Crawl Depth

Crawl depth controls how far the SearchStax Site Search Web Crawler can follow links from the Start URL. It helps you control crawler scope, especially when you want to crawl only pages that are close to the starting point. For broader crawler setup guidance, see Crawler.

Crawl depth is based on links between pages, not the number of slashes in a URL path.

How Crawl Depth Works

The crawler starts at the Start URL and follows links from that page. Crawl depth defines how many link steps, or “clicks,” the crawler can follow away from the Start URL.

  • Depth 0: Unlimited. The crawler keeps following links as far as it can, subject to crawler limits and your crawler settings.
  • Depth 1: The crawler can crawl the Start URL and pages linked directly from the Start URL.
  • Depth 2: The crawler can also crawl pages linked from those directly linked pages.
  • Depth 3 and higher: The crawler can continue following links by that many steps from the Start URL.

You can set crawl depth from 0 through 10.
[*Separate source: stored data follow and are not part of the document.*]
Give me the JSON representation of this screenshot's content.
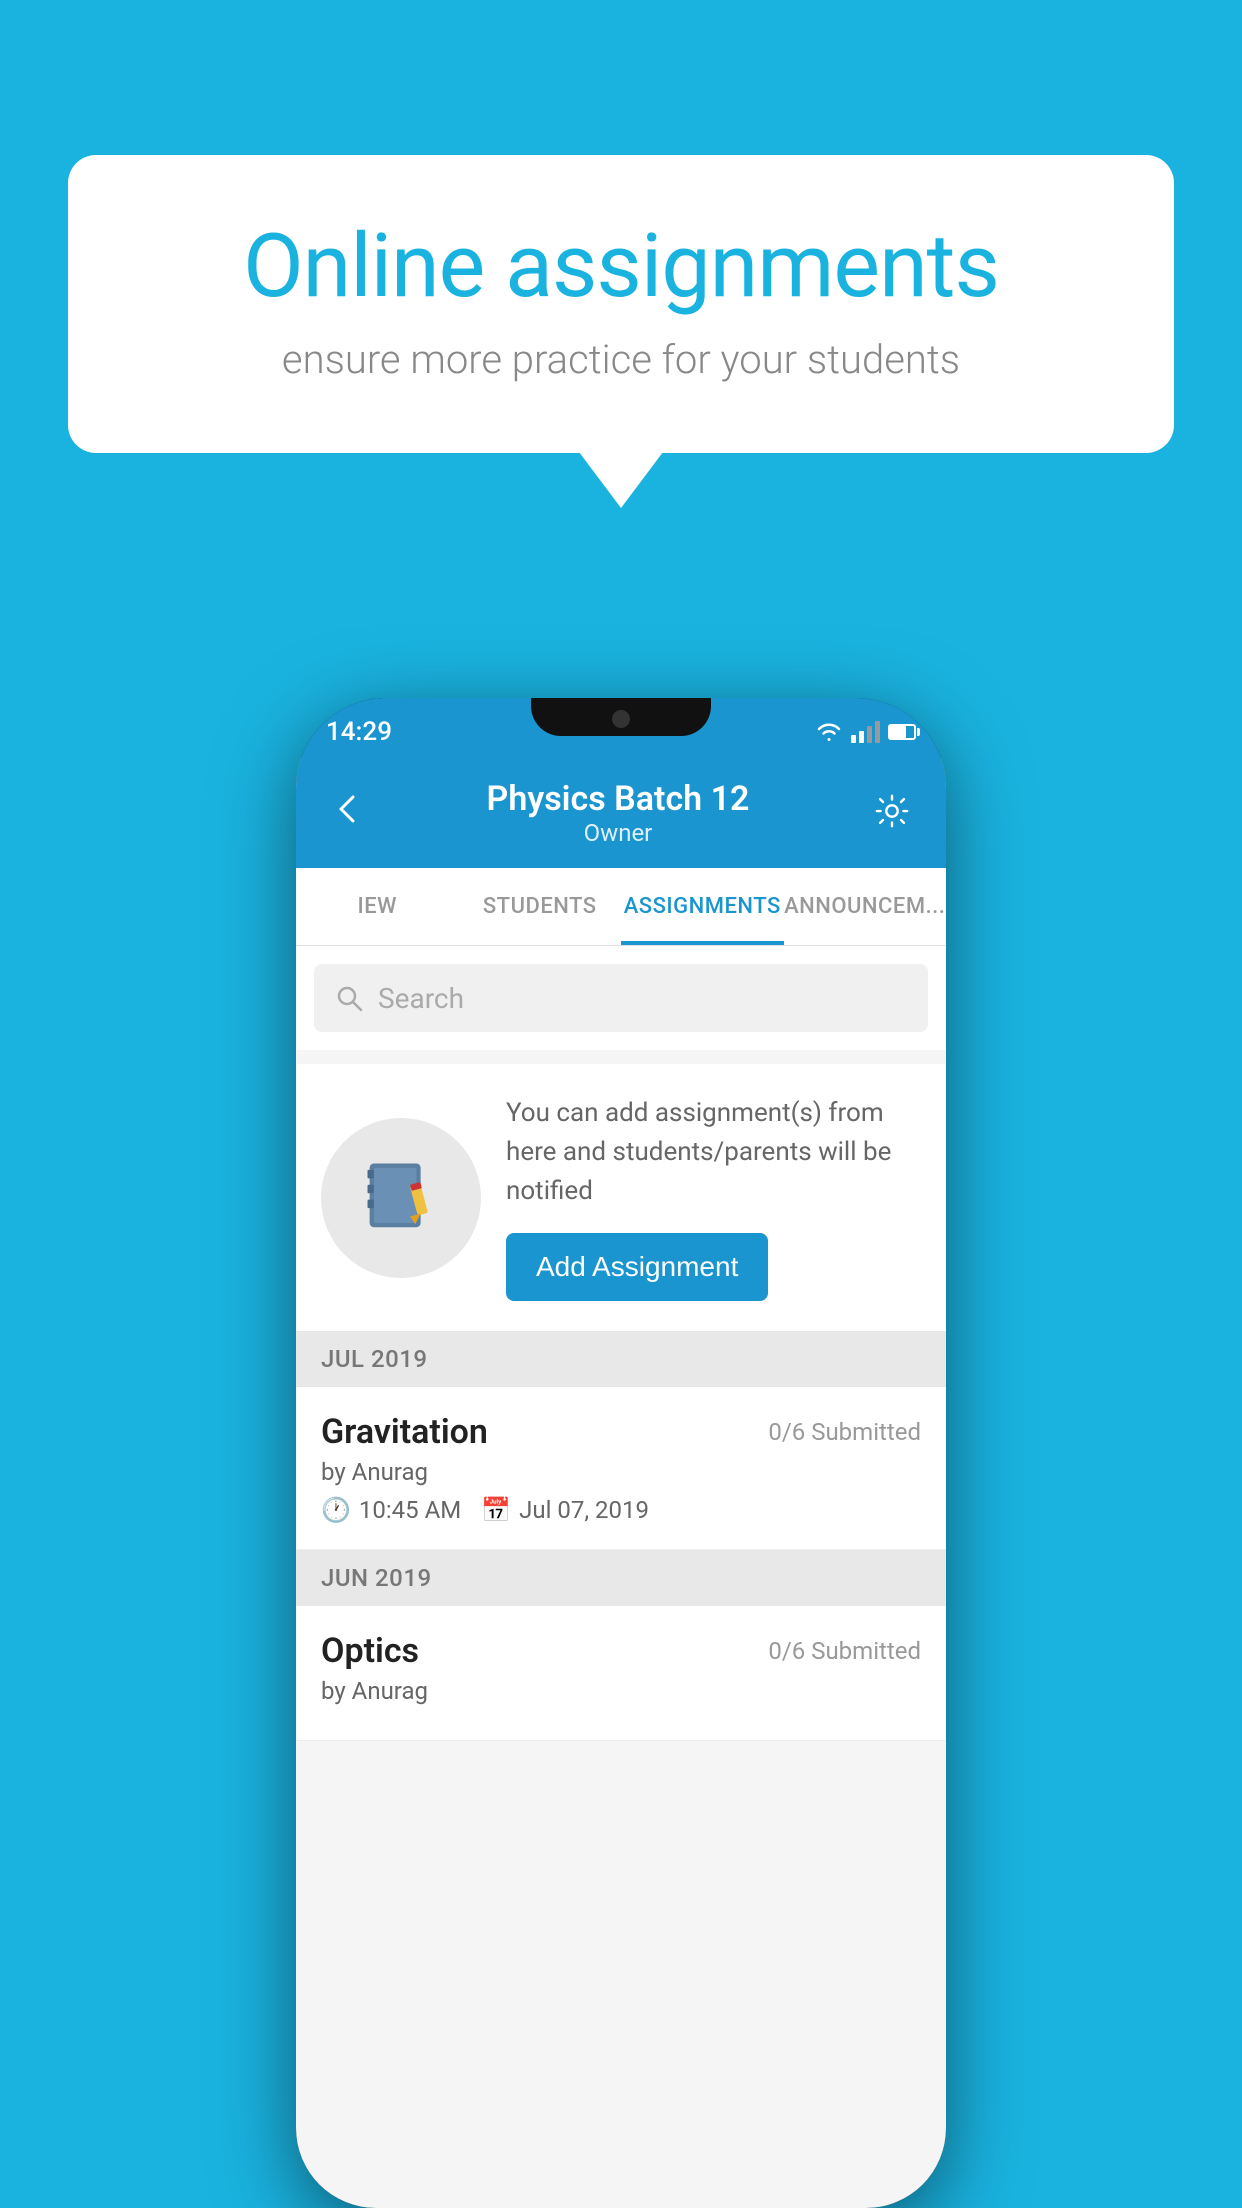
{
  "background": {
    "color": "#1ab3e0"
  },
  "speech_bubble": {
    "title": "Online assignments",
    "subtitle": "ensure more practice for your students"
  },
  "status_bar": {
    "time": "14:29"
  },
  "app_header": {
    "title": "Physics Batch 12",
    "subtitle": "Owner",
    "back_label": "←"
  },
  "tabs": [
    {
      "label": "IEW",
      "active": false
    },
    {
      "label": "STUDENTS",
      "active": false
    },
    {
      "label": "ASSIGNMENTS",
      "active": true
    },
    {
      "label": "ANNOUNCEM...",
      "active": false
    }
  ],
  "search": {
    "placeholder": "Search"
  },
  "promo": {
    "description": "You can add assignment(s) from here and students/parents will be notified",
    "button_label": "Add Assignment"
  },
  "sections": [
    {
      "month": "JUL 2019",
      "assignments": [
        {
          "name": "Gravitation",
          "submitted": "0/6 Submitted",
          "by": "by Anurag",
          "time": "10:45 AM",
          "date": "Jul 07, 2019"
        }
      ]
    },
    {
      "month": "JUN 2019",
      "assignments": [
        {
          "name": "Optics",
          "submitted": "0/6 Submitted",
          "by": "by Anurag",
          "time": "",
          "date": ""
        }
      ]
    }
  ]
}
Crawl Depth Isn’t URL Path Depth

Crawl depth doesn’t count the number of folders, path segments, or slashes in a URL.

For example, this URL may look deep because it has several path segments:

https://www.example.com/level-one/level-two/level-three

However, if that page is linked directly from the Start URL, it is only one click away. With crawl depth set to 1, the crawler can discover it.

The reverse can also be true. A short URL may require several clicks to reach:

https://www.example.com/news

If the crawler reaches that page only after following links from the Start URL to another page, then to another page, and then to the News page, it has a deeper crawl depth even though the URL looks short.

Default Crawl Depth Values

SearchStax sets the default crawl depth based on the type of Start URL.

Start URL Type Default Crawl Depth What It Means
HTML page 0 The crawler can follow links without a depth limit, subject to crawler limits and your crawler settings.
sitemap.xml 1 The crawler can discover and crawl the URLs listed in the sitemap.
Sitemap index 2 The crawler can read the sitemap index, then read the individual sitemap files it lists.

Why Sitemap Defaults Are Different

A sitemap is usually a curated list of URLs that should be discoverable by search engines and crawlers. Because the sitemap already lists the intended pages, the crawler usually doesn’t need to continue following links from every page listed in the sitemap.

When you use a sitemap URL, the crawler uses the sitemap for discovery. The crawler discovers and crawls the URLs listed in the sitemap, but a URL listed in a sitemap isn’t automatically indexed. Crawler limits, inclusion rules, exclusion rules, page availability, file type support, and indexing rules still apply.

For a sitemap.xml Start URL, the default depth is 1. The crawler can read the sitemap and crawl the URLs listed in it. At this default depth, the crawler uses the sitemap entries for discovery and doesn’t continue following additional links found on those listed pages.

For a sitemap index, the default depth is 2. The crawler needs one step to read the sitemap index and another step to read the individual sitemap files listed in that index.

For an HTML page, the default depth is 0, or unlimited. HTML pages don’t provide a complete structured list of content. The crawler discovers content by following links.

When to Lower Crawl Depth

Lower crawl depth when you want to keep the crawl close to the Start URL or prevent the crawler from following large sections of linked content.

Lower crawl depth can help when:

  • You only want to crawl landing pages or top-level sections.
  • Your site has many automatically generated pages.
  • Your site links to large archives, calendars, search result pages, or filtered listing pages.
  • You want a smaller, more predictable crawl before expanding crawler scope.

After lowering crawl depth, review crawler results to confirm that the crawler still reaches the pages you want indexed.

When to Use Inclusion and Exclusion Rules

Crawl depth is useful for controlling how far the crawler can travel from the Start URL, but it isn’t the best tool for every use case.

Use inclusion and exclusion rules when you need to allow or block specific URL patterns, sections, or page types. For example, you might use exclusion rules to prevent the crawler from crawling URLs that contain /search, /calendar, or /print. For more details, see Crawler Exclusions.

Use crawl depth and crawler rules together when needed:

  • Use crawl depth to control how many link steps the crawler can follow.
  • Use inclusion rules to limit the crawler to specific allowed URL patterns.
  • Use exclusion rules to block known unwanted URL patterns.

Be careful with broad exclusion rules. A rule that looks simple can block more pages than expected, especially if the same string appears in many URLs.

Best Practices

  • Use a sitemap Start URL when you have a reliable sitemap that lists the pages you want indexed.
  • Use an HTML Start URL when you want the crawler to discover pages by following links from a page.
  • Choose a limited crawl depth when you want to test or constrain crawler scope.
  • Use inclusion and exclusion rules for specific URL patterns instead of relying only on crawl depth.
  • Review crawler history and indexed results after changing crawl depth or crawler rules.